Lange tijd hebben de grote vernieuwingen van de Renaissance de middeleeuwse bijdragen overschaduwd. Reeds tijdens de middeleeuwen was een ideaal en een methode voor de natuurwetenschappen ontwikkeld, die in het bijzonder op het gebied van de mechanica en de optica tot tastbare resultaten hebben geleid.
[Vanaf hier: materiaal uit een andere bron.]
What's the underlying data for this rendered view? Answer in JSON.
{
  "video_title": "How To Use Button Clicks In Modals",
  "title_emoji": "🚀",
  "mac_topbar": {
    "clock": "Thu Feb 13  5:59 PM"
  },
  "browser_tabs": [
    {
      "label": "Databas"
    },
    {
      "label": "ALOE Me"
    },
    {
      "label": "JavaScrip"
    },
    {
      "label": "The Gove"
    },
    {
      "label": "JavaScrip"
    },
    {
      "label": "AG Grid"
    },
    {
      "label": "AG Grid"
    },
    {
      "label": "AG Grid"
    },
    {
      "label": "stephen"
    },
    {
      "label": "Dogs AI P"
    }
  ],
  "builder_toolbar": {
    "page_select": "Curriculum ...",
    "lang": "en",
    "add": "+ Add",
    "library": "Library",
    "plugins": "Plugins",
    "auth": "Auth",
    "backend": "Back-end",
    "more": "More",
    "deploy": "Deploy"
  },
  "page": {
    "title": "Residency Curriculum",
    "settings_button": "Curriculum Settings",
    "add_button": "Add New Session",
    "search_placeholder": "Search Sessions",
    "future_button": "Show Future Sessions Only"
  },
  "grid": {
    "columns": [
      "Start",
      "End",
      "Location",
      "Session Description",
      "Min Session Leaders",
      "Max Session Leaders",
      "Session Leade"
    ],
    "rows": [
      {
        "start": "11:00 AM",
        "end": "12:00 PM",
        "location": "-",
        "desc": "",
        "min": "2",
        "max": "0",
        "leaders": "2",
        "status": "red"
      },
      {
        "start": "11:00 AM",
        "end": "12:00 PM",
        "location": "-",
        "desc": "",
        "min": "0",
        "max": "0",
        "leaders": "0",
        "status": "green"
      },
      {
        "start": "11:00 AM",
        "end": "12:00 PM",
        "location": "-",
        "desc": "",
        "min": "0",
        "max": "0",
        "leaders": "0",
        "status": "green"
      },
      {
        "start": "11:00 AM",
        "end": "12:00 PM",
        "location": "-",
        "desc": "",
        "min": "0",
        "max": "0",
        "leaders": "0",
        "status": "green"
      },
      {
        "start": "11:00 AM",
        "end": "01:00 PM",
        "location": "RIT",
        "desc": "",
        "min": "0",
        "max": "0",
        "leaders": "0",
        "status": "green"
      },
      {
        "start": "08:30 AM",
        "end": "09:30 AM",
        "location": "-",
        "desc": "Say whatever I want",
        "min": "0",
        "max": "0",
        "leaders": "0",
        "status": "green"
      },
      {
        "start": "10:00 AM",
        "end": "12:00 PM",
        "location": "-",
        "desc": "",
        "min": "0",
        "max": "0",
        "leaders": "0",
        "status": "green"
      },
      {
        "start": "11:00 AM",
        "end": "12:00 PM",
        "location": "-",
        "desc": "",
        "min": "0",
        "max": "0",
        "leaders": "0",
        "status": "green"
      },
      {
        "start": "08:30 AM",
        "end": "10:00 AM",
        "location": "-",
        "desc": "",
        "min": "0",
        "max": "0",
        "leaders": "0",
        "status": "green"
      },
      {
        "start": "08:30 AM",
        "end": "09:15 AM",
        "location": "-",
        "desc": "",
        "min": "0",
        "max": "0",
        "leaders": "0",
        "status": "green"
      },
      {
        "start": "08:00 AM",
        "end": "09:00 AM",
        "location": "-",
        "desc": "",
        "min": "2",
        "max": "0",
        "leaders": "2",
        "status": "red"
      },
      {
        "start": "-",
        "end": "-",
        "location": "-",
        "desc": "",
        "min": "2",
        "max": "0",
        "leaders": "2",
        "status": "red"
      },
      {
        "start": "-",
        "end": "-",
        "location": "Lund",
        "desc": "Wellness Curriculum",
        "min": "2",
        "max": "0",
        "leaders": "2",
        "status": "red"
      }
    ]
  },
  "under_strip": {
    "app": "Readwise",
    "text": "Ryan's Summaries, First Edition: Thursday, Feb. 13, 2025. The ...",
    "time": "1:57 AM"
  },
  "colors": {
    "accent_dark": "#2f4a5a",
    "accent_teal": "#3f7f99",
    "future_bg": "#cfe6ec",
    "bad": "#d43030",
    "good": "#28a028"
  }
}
In de context van de ontwikkelingen vond de emancipatie van de gewone burger plaats. De ambachtsman die door ondervinding veel feitelijke informatie bezat. De waardering voor deze kennis bij universiteitsgeleerden en humanisten was opmerkelijk. De golf van ontdekkingen en uitvindingen opende een nieuwe, onbekende wereld. Dit veroorzaakte een crisis in de traditionele opvatting van wetenschap. In al hun geleerdheid hadden de filosofen het toch maar mis gehad. De ervaring van gewone, ongeletterde mensen volstond om dat overduidelijk aan te tonen. Ongetwijfeld hebben deze bekwame, maar ‘ongeletterde’ practici veel bijgedragen tot het intellectuele klimaat van de renaissance waarin de metafoor van het Boek der natuur kon gedijen. Ook Leonardo da Vinci (1452-1519) ging er prat op slechts uit het boek der natuur gelezen te hebben.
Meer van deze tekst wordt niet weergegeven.